Duankaiwen / LSNet

Location-Sensitive Visual Recognition with Cross-IOU Loss
154 stars 28 forks source link

About inferring speed #1

Open Deep-learning999 opened 3 years ago

Deep-learning999 commented 3 years ago

It is a novel method that pays more attention to real-time speed. Excuse me, compared with other methods, detection, instance segmentation, and human pose inference speed can achieve real-time, such as inferred video can be >50fps per second

Duankaiwen commented 3 years ago

Tnanks for your interest.
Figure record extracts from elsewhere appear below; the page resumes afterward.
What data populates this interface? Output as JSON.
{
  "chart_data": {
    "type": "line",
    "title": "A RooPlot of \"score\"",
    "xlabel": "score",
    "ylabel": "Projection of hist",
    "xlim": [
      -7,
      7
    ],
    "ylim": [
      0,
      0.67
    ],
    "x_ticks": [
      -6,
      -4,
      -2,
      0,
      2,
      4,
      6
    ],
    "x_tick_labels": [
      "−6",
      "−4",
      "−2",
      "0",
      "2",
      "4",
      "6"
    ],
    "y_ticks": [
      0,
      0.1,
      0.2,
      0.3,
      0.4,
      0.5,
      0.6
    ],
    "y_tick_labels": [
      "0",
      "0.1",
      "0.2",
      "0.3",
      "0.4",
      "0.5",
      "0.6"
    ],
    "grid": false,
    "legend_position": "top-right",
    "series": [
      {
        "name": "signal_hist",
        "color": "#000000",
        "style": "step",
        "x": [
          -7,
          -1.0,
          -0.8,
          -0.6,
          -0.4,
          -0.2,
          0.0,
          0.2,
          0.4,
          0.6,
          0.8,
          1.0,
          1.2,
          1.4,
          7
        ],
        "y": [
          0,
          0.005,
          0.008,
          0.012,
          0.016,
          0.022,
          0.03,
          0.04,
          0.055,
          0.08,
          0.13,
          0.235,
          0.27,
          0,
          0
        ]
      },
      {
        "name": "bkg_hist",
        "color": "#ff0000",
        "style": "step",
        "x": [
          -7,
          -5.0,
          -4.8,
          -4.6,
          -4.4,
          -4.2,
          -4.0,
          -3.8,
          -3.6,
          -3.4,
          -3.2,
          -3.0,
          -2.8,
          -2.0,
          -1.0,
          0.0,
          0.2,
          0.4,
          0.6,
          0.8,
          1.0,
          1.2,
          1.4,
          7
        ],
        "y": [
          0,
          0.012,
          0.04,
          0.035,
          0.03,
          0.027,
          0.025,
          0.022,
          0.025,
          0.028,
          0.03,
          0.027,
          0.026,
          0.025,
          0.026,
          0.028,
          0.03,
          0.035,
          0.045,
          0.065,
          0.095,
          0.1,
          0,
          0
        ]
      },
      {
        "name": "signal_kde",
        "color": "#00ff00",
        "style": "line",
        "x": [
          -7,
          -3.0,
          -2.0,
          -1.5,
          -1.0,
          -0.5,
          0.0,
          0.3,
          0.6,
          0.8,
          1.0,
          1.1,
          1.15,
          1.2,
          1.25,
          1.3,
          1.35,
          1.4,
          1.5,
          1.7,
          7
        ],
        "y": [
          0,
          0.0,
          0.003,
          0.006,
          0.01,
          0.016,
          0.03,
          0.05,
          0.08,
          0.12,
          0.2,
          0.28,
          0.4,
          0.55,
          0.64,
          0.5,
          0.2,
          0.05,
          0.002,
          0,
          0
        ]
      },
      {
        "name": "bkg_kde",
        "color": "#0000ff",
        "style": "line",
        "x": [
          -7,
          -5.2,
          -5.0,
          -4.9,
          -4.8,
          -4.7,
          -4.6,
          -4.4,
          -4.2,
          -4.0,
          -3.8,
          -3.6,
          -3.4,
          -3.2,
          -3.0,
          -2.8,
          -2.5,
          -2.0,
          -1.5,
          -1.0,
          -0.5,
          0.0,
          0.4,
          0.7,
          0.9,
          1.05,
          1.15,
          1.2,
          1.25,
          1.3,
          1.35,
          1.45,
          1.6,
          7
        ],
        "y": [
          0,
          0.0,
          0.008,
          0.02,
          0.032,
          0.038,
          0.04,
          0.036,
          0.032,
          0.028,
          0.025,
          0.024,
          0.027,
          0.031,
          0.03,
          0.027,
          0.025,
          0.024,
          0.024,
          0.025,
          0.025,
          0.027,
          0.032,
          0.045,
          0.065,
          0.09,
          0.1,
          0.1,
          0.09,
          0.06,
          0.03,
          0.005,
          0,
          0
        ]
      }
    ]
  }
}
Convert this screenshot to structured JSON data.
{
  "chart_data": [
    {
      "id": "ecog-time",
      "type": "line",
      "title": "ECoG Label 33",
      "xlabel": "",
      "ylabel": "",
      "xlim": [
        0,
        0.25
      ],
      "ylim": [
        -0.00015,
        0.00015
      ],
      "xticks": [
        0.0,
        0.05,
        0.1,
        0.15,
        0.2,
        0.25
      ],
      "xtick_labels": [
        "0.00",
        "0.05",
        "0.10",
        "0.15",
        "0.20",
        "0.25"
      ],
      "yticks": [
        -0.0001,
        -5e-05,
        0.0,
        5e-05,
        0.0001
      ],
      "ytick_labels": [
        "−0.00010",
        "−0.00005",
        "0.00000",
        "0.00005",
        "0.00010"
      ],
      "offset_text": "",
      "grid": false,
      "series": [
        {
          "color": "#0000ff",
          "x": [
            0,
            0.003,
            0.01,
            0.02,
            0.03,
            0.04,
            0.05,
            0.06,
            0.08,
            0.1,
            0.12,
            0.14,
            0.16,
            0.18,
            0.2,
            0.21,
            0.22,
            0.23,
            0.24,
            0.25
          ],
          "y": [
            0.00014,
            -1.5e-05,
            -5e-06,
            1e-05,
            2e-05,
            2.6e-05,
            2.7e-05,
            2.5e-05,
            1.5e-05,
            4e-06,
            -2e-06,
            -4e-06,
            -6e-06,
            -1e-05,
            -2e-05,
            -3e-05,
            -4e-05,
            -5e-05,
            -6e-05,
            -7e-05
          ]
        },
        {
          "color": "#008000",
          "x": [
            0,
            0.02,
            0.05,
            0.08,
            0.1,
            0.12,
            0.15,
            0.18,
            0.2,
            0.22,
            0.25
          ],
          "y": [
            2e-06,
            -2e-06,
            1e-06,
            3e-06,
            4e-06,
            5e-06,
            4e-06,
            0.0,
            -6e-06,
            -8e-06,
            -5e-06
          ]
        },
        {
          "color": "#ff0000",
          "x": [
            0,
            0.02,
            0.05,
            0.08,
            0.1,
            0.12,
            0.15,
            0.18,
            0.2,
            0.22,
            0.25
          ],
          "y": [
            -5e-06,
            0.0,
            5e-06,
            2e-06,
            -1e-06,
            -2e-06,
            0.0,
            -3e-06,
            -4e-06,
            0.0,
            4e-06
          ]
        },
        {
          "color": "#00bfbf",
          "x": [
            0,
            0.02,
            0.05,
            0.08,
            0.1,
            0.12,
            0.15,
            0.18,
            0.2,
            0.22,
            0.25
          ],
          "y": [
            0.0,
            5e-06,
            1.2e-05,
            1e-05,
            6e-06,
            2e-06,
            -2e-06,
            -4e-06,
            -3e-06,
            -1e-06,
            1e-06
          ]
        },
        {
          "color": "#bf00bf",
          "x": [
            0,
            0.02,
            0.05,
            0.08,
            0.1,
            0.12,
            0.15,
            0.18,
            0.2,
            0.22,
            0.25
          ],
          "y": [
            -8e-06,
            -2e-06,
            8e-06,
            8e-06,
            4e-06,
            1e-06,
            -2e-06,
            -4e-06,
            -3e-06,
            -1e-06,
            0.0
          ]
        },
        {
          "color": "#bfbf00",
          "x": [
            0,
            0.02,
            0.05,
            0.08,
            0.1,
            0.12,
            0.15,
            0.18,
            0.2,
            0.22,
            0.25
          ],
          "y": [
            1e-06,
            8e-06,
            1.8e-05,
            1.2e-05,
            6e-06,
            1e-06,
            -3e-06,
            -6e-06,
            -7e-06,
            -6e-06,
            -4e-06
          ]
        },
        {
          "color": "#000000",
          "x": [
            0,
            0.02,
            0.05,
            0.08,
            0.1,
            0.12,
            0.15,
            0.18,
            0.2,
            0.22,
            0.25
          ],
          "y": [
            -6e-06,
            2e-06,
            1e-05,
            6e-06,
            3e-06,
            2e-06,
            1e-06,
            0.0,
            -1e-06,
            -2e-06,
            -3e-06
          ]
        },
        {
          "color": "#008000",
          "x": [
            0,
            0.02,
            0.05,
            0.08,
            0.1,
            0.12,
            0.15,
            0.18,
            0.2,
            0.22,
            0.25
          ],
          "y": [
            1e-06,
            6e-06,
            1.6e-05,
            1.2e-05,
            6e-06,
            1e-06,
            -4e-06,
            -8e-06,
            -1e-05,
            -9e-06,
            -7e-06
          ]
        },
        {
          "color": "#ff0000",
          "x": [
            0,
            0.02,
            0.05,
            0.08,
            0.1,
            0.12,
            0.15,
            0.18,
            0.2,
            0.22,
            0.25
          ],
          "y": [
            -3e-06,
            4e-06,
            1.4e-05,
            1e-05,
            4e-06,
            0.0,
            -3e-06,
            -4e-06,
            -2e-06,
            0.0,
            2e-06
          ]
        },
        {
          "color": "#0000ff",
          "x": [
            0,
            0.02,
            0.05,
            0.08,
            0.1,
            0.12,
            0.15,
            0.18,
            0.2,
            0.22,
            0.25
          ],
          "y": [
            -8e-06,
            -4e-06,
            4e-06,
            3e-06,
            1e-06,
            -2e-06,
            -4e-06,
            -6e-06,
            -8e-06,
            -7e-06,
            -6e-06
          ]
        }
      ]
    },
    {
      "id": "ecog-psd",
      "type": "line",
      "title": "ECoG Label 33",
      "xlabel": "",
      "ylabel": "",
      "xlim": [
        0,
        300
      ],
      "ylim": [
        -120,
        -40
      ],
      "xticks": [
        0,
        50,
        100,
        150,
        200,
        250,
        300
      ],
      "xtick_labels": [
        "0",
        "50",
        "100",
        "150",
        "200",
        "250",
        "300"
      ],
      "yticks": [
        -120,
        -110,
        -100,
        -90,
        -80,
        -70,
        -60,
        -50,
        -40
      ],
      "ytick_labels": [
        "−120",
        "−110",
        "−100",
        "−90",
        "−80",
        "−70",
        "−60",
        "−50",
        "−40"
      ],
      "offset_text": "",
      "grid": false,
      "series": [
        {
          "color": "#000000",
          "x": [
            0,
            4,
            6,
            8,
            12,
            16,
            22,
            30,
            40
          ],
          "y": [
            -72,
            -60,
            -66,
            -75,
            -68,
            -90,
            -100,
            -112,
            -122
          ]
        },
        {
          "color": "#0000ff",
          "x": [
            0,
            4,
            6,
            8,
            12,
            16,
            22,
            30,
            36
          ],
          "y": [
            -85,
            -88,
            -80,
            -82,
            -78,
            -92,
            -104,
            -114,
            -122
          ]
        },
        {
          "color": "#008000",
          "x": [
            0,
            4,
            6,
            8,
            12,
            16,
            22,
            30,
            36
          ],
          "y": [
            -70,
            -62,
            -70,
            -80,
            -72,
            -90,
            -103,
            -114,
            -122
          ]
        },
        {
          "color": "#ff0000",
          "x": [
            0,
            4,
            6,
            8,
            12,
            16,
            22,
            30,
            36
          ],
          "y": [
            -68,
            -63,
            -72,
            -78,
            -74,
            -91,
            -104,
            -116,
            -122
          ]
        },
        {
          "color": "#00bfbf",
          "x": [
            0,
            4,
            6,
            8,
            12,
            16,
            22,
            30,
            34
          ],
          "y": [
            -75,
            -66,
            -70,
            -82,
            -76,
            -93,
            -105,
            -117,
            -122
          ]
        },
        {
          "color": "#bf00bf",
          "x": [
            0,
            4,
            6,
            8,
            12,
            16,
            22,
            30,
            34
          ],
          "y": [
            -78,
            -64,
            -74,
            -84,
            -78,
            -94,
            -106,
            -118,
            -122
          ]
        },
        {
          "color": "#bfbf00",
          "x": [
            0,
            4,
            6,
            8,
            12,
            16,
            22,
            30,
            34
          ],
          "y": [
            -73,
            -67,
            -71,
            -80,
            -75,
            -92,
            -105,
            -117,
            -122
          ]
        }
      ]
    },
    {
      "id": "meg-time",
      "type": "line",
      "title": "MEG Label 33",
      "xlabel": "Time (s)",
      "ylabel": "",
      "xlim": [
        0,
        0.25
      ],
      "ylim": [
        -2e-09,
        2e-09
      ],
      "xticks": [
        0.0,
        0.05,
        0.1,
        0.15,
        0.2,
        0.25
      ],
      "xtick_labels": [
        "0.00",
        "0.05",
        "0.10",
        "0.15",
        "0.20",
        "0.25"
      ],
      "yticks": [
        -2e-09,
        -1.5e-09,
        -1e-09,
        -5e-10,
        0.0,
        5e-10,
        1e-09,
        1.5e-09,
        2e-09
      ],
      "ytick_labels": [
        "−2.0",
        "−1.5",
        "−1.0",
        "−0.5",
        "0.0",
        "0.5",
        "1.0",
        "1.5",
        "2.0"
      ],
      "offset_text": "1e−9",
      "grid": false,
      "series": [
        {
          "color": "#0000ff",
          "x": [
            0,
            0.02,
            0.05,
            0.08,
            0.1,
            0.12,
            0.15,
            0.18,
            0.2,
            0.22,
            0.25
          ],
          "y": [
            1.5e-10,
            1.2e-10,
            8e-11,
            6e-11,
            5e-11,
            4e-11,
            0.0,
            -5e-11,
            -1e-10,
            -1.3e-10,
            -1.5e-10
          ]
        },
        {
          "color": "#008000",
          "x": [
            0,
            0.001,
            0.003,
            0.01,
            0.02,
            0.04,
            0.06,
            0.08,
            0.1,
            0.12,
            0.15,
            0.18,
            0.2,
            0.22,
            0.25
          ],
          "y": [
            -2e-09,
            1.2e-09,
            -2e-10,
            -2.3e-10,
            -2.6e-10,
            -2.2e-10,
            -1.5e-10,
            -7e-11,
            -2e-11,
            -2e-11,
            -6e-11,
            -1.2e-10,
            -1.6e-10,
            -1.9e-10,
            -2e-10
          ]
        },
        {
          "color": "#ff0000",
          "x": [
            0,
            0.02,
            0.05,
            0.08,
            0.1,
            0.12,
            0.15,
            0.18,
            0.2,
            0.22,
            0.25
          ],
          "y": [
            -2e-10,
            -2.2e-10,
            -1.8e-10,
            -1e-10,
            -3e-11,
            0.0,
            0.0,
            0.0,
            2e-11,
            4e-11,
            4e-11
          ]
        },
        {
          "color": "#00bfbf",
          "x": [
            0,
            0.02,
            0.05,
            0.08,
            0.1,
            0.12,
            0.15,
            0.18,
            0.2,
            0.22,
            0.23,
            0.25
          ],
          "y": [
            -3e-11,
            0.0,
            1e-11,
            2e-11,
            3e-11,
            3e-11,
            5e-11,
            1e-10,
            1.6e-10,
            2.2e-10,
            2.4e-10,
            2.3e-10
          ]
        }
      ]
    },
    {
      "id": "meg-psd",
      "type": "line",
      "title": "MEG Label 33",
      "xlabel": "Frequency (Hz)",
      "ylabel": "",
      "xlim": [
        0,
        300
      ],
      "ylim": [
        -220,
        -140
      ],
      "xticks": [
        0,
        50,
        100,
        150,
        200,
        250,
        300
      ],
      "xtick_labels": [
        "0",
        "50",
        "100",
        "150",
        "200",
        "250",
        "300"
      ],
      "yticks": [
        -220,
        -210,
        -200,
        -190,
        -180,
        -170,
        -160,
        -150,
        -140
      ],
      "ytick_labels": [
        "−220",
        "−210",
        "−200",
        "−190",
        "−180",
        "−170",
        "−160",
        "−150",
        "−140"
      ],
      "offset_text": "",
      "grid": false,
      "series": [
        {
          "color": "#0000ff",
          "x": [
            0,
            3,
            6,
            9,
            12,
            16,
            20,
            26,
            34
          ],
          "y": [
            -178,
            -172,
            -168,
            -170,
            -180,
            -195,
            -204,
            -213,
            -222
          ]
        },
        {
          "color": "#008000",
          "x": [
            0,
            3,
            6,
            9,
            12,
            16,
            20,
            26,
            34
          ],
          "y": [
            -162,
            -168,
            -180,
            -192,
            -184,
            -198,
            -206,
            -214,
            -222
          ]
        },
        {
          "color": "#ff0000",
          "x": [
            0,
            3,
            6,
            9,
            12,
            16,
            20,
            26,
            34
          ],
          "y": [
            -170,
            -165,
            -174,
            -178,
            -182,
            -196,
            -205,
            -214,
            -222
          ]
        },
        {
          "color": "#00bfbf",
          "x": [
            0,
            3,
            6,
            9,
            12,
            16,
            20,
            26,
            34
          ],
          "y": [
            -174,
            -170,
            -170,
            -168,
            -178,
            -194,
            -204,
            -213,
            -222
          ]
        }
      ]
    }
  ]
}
First, you could replace the conv_module_type='dcn' with conv_module_type='norm' (note that this is not the DCN used in the backbone) in :

bbox_head=dict(
        type='LSHead',
        task='bbox',
        num_vectors=4,
        num_classes=80,
        in_channels=256,
        feat_channels=256,
        point_feat_channels=256,
        stacked_convs=3,
        num_kernel_points=9,
        gradient_mul=0.1,
        point_strides=[8, 16, 32, 64, 128],
        point_base_scale=4,
        norm_cfg=norm_cfg,
        conv_module_type='dcn', #norm or dcn, norm is faster
        loss_cls=dict(type='FocalLoss',  use_sigmoid=True, gamma=2.0, alpha=0.25,
                      loss_weight=1.0),
        loss_bbox_init=dict(type='CrossIOULoss', loss_weight=1.0),
        loss_bbox_refine=dict(type='CrossIOULoss', loss_weight=2.0)

to speed up the train and inference speed, which could be inceased by 50%. Second, we will add the backbone DLA-34 and the neck BiFPN to further speed up the train and inference speed as well as keep a reasonable accuracy.